Black Panther candidate in Alambama
[Photo by AP Images]
For blacks in the 1960s, the FBI’s sudden interest in the Black Panther Party’s activities was just another instance of powerful white people attempting to silence the members of the country’s African-American population. The federal government’s increased attention on the group’s movements pushed more and more black Americans to join the ranks of the Black Panther Party. Between 1969 and 1970, the group reached its peak of power with thousands of members across the country.

While African Americans were uniting behind the Black Panther Party, Washington and the media were telling white Americans to be afraid of the group’s radical blacks without ever being told the reasons for the Black Panther Party’s activism. In events similar to those in recent years, urban blacks found themselves the targets of majority-white police departments. Blacks who tried to assert the rights granted by the Civil Rights Act of 1964 found themselves arrested on trumped-up charges and tried in front of all-white juries.

Meanwhile, most white Americans remained unaware of the plight of urban blacks. During the 1960s and 1970s, all of America was dependent on national media for information, and national news organizations of the time were run by white people who were influenced by members of the establishment. According to a 2008 academic paper entitled “Black Panther Party: 1966-1982” written by Dr. Michael X. Delli Carpini, government agencies worked to “undermine public support for the party.”

As airing coverage that supported “radical” movements like the Black Panther Party did not appeal to the market these outlets wanted to reach, which was white America, the media did not resist governmental influence. In attempts to appeal to the targeted demographics, media coverage of the Black Panther Party was limited to incidences of violence and portrayed the group’s members solely as dangerous revolutionary socialists.

Black Americans living in urban areas saw a much different scene than the one that appeared on television screens across the country. They saw their communities in decline, ignored by municipal governments and dependent upon the decisions made by white politicians. They saw underfunded schools struggling to retain teachers, where their children never learned about their own people’s history. They saw families unable to feed their children, with nowhere to turn for help. At the same time, white America saw blacks living in urban ghettos portrayed as lazy and violent. Tired of the media’s portrayal, the Black Panther Party became determined to show the rest of the country the reality faced by members of these black communities.

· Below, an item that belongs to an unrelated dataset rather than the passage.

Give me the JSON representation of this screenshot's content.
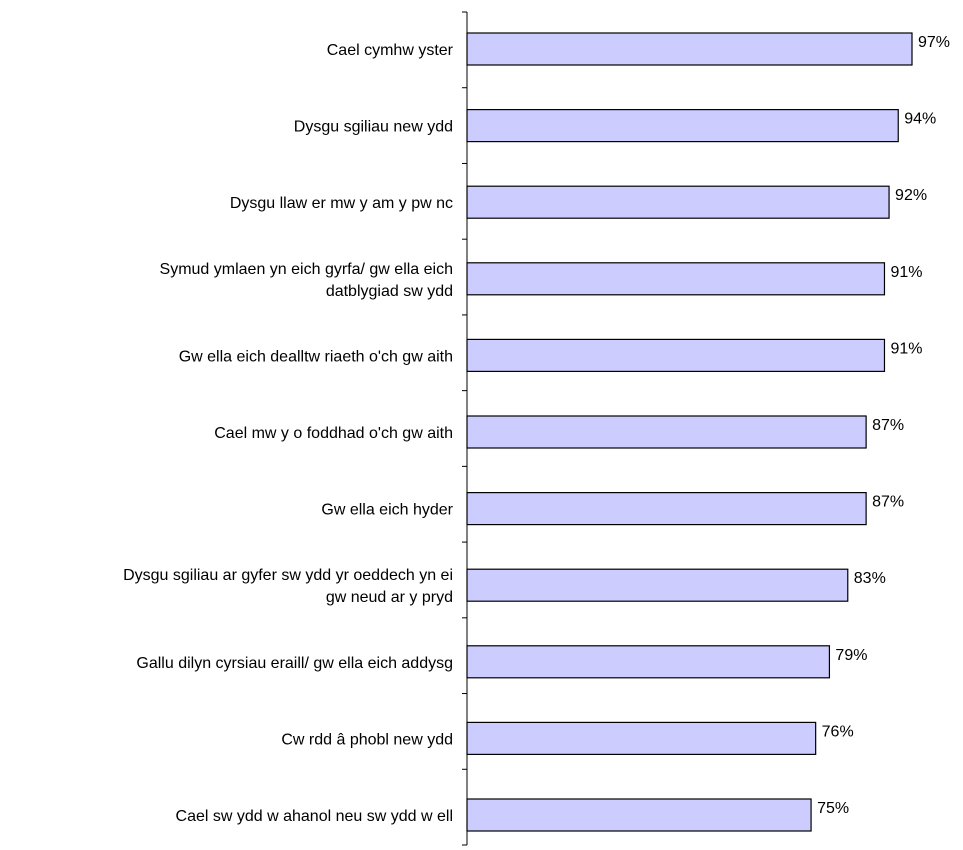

Black Panther leaders discuss education in Indiana
[Photo by AP Images]
White Americans had no problem feeling compassion for the poor in Appalachia, who President Johnson brought to the nation’s attention during The Poverty Tours in 1964. However, those same Americans never developed similar compassion for the country’s urban black population, even with the efforts of the Black Panther Party. Today, the country remains divided along a racial line, because many white Americans refuse to believe reports of incidents in black communities. Until white America stops, educates itself, and attempts to develop compassion for all of the country’s citizens, support for groups like the Black Panther Party will continue in hopes of illuminating the continued plight of African Americans.